The Vale as a whole appears at the beginning of Tom Brown's Schooldays, as the scene of innocent Saxon boyhood adventures, before the eponymous hero is sent away to school at Rugby. Rosemary Sutcliff's 1977 historical novel Sun Horse, Moon Horse takes place in the Vale, telling the tale of the White Horse's creation in ancient Celtic times.
A grassy track represents the Ridgeway, claimed as the oldest road in Europe, perhaps five thousand years old or more. It travels along the crest of the hills, far above what would then have been marshy lowlands or forests, continuing Icknield Street, from the Chilterns to Goring and Streatley on the River Thames. It links The Wash and Salisbury Plain, and would have been an important artery for trade.
Other earthworks, in addition to those near the White Horse, overlook the Vale, such as Letcombe Castle (also known as Segsbury Camp) above Wantage. At the foot of the hills, not far east of the Horse, is preserved the so-called Blowing Stone of Kingston Lisle, a mass of sandstone (a sarsen) pierced with holes in such a way that, when blown like a trumpet, it produces a loud note. It is believed that, in earlier times, the stone served the purpose of a bugle.

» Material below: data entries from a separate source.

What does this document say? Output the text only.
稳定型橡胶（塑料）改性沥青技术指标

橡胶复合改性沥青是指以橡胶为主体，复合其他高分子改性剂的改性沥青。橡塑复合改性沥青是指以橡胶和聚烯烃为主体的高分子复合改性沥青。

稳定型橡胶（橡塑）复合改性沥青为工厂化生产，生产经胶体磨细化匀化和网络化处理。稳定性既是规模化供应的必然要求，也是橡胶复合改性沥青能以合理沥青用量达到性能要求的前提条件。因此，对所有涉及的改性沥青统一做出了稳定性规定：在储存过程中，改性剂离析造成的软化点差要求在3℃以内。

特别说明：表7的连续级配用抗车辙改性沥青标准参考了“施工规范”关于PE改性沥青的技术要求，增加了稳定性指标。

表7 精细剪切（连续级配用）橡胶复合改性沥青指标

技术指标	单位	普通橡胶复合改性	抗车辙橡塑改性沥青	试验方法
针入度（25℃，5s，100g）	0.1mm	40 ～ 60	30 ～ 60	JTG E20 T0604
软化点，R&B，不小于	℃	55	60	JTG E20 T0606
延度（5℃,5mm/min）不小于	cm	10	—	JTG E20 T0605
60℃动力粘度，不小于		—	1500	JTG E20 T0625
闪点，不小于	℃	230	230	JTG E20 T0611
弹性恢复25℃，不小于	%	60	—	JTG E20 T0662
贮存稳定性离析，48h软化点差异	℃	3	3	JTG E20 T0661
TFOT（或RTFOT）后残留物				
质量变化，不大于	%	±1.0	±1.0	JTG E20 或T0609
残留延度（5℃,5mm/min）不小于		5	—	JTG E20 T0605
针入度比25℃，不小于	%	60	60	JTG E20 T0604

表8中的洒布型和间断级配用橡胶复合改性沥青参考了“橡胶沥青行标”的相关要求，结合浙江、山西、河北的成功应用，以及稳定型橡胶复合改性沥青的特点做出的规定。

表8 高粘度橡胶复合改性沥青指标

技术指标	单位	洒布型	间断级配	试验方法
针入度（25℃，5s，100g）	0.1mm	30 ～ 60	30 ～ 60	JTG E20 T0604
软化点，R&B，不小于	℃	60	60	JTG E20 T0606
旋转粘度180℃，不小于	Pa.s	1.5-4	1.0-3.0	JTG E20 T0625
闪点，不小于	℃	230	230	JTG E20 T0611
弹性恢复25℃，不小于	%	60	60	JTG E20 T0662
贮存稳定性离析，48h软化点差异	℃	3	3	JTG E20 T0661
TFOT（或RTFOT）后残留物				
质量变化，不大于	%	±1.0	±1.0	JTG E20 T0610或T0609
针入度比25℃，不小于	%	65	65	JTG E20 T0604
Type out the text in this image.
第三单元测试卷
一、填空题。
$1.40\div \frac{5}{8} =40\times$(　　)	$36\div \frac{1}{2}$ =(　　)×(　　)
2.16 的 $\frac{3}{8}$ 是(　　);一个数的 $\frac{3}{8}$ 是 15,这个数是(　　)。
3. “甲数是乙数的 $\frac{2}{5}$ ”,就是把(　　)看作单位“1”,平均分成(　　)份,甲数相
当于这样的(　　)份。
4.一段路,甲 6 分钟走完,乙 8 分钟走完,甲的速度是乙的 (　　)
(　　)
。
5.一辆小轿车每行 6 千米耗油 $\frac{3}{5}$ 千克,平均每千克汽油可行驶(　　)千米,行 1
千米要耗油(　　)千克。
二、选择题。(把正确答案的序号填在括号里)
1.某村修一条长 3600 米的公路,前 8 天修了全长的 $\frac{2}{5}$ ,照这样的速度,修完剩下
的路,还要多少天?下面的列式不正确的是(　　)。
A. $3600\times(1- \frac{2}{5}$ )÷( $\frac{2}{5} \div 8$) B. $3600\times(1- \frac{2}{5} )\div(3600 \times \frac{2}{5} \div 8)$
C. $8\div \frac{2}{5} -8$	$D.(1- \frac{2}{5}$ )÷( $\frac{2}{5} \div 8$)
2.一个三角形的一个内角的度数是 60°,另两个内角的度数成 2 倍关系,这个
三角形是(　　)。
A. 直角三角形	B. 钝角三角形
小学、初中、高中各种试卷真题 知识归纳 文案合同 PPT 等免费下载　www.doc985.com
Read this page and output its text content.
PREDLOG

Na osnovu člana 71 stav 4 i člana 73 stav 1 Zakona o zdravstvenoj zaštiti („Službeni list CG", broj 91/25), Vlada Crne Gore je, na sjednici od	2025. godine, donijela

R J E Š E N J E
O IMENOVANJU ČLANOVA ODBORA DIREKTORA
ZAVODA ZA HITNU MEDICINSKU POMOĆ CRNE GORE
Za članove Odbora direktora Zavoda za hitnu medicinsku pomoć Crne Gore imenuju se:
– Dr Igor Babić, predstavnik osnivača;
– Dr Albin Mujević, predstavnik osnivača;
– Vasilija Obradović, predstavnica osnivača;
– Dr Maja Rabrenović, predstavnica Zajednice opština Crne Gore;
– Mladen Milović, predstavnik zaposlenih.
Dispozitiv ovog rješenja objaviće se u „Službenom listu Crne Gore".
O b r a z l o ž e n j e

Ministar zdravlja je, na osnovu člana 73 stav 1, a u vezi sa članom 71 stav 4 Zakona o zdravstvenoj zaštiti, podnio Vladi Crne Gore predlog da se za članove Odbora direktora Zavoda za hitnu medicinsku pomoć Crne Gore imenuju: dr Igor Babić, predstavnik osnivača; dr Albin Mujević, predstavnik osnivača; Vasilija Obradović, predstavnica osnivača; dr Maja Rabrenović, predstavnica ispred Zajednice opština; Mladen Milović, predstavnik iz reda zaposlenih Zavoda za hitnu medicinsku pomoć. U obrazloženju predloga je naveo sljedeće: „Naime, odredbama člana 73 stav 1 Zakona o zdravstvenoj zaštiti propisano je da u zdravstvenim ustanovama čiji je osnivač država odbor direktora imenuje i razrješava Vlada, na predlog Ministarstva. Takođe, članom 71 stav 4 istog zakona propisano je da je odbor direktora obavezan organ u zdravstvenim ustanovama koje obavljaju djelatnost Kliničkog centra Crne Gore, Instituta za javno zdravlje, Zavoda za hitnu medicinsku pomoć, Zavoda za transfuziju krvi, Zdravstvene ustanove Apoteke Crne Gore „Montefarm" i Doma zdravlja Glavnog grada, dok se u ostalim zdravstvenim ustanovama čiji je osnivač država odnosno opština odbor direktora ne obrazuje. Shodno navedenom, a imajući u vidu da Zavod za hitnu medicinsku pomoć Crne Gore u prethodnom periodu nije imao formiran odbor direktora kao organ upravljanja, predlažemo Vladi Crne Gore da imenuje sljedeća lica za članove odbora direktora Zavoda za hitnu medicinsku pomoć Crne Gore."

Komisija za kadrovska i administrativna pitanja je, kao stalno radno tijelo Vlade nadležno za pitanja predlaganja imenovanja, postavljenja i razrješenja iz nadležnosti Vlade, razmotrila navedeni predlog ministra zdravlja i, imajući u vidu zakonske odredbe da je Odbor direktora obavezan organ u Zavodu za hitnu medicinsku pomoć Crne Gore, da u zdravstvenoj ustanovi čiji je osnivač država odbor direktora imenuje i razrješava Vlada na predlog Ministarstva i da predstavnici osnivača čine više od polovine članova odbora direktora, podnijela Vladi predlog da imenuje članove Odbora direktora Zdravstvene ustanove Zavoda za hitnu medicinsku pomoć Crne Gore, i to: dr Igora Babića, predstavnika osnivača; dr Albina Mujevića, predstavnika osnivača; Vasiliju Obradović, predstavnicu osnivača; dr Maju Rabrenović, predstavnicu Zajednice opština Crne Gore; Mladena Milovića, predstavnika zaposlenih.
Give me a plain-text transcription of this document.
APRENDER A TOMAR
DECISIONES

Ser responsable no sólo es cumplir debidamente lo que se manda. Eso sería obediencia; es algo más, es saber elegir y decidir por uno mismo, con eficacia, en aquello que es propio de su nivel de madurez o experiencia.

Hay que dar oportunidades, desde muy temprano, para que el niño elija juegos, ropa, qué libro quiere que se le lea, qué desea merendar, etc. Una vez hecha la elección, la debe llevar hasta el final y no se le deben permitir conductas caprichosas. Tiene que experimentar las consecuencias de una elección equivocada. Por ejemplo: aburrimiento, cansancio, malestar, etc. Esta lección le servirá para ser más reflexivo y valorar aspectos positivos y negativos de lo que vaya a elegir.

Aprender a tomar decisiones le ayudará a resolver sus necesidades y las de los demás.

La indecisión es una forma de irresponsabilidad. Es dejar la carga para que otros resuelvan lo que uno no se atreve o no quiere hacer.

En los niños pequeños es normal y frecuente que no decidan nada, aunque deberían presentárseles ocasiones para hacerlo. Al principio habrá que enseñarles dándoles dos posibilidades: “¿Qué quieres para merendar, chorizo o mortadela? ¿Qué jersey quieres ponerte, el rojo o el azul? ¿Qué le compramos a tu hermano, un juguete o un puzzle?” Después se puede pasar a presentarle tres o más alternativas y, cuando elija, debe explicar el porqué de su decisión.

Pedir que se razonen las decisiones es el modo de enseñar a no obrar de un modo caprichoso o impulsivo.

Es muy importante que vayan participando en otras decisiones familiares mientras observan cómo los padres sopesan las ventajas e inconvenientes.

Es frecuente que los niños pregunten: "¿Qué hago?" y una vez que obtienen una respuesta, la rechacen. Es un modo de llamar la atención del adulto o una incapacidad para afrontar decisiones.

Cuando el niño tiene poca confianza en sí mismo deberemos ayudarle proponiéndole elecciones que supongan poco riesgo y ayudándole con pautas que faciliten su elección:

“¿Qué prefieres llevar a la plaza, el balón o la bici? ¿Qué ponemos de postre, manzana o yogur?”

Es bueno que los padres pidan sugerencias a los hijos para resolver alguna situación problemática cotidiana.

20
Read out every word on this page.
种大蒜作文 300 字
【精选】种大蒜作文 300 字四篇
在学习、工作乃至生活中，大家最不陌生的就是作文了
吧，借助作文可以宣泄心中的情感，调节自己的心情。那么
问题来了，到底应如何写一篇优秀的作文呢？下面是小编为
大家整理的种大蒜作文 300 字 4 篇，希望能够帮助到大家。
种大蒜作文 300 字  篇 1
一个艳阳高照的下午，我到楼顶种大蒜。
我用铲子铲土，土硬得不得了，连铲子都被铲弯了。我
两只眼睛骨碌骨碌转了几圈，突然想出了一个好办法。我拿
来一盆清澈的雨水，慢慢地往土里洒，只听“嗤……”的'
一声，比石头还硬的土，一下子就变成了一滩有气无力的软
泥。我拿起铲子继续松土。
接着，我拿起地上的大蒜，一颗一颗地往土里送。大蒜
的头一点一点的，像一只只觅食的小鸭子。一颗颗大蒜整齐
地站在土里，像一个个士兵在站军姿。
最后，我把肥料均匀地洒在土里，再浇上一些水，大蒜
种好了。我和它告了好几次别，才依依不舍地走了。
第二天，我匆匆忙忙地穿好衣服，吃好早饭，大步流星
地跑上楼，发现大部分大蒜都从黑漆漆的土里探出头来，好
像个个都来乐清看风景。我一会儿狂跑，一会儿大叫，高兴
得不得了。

Several of the village churches in the Vale are of interest, notably the fine Early English cruciform building at Uffington, that has an octagonal tower and is known as The Cathedral of the Vale.[6]
Farming is mostly arable. In livestock the range is mixed. The area had a large dairy industry, especially in the 1960s, but it was much reduced by the 21st century, with the large fertile fields supported by subsidies. The Lockinge Estate is a longstanding agricultural employer within the region.
With the closure of British Leyland's long-established MG works at Abingdon in 1980,[7] there is no motor industry, apart from some specialist car makers and component factories. Macdermid Autotype in Wantage remains one of the few large industrial employers in the region.